Ozturk's persecution could be a linchpin in the Trump administration efforts to silence all protests that rile up his donors. Trump, discussing the protests over Gaza, promised wealthy supporters at a May 2024 fundraiser: "One thing I do is, any student that protests, I throw them out of the country. You know, there are a lot of foreign students. As soon as they hear that, they're going to behave." In April 2025, the Trump administration demanded that Harvard University cease enrolling any foreign students who Trump appointees label "hostile to the American values." Or at least "American values" as defined by the current White House. On May 22, the Trump administration formally banned Harvard from admitting any foreign students - the ultimate solution to vexatious foreigners who caterwaul about atrocities.
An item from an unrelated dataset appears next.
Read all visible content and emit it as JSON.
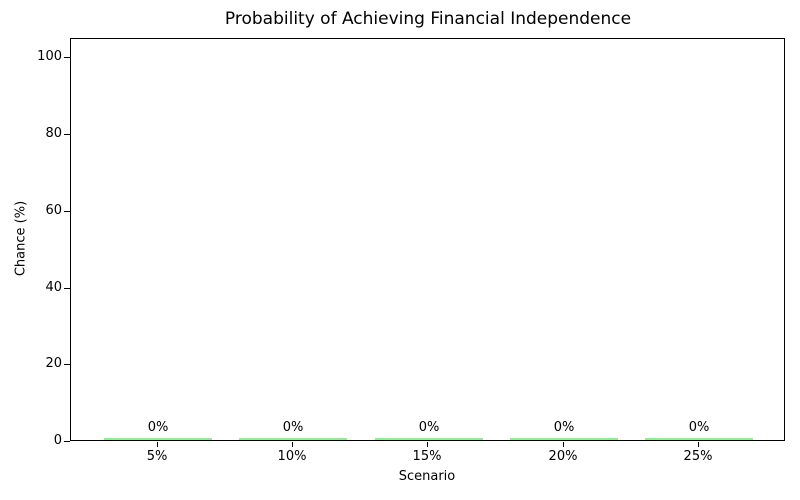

American history demonstrates that persecution that starts with foreigners often snowballs into targeting American citizens. Three months after the 9/11 attacks, Attorney General John Ashcroft proclaimed in congressional testimony: "To those who scare peace-loving people with phantoms of lost liberty, my message is this: your tactics only aid terrorists, for they erode our national unity and... give ammunition to America's enemies." In other words, critics were traitors - regardless of how many civil liberties Ashcroft actually destroyed. And the definition of pernicious speech continually expanded. In 2004, former New York City Police Commissioner Bernie Kerik, stumping for President George W. Bush's reelection campaign, told audiences: "Political criticism is our enemy's best friend."
To subvert freedom of speech after 9/11, it wasn't necessary for the feds to formally nullify the First Amendment. One of the nation's most prominent pundits, Michael Kinsley, admitted in 2002 that he had been listening to his "inner Ashcroft": "As a writer and editor, I have been censoring myself and others quite a bit since September 11." Kinsley conceded that sometimes it was "simple cowardice" that sparked the censorship. I also experienced plenty of such cowardice from editors after 9/11 and long beyond.
From Trump to Nixon
Has the Trump administration gone "Full Nixon" barely two months after the inauguration? In 1973, Nixon White House aide Tom Charles Huston lamented in congressional testimony the tendency of the FBI "to move from the kid with a bomb to the kid with a picket sign, and from the kid with the picket sign to the kid with the bumper sticker of the opposing candidate. And you just keep going down the line."
The Nixon administration's systemic paranoia led it to launch preemptive attacks on its suspected opposition, from secretly searching psychiatrists' offices to bugging the Democratic Party headquarters in the Watergate building. Nixon's landslide victory in 1972 did not save him from the exposure of the cover-up of White House crimes.
Does the Trump administration feel entitled to kidnap anyone who espouses an idea it disapproves of - or only those of foreigners? What will be the next opinion to sanctify in-broad-daylight federal kidnappings? Are federal policymakers trying to frighten everybody into submission and silence?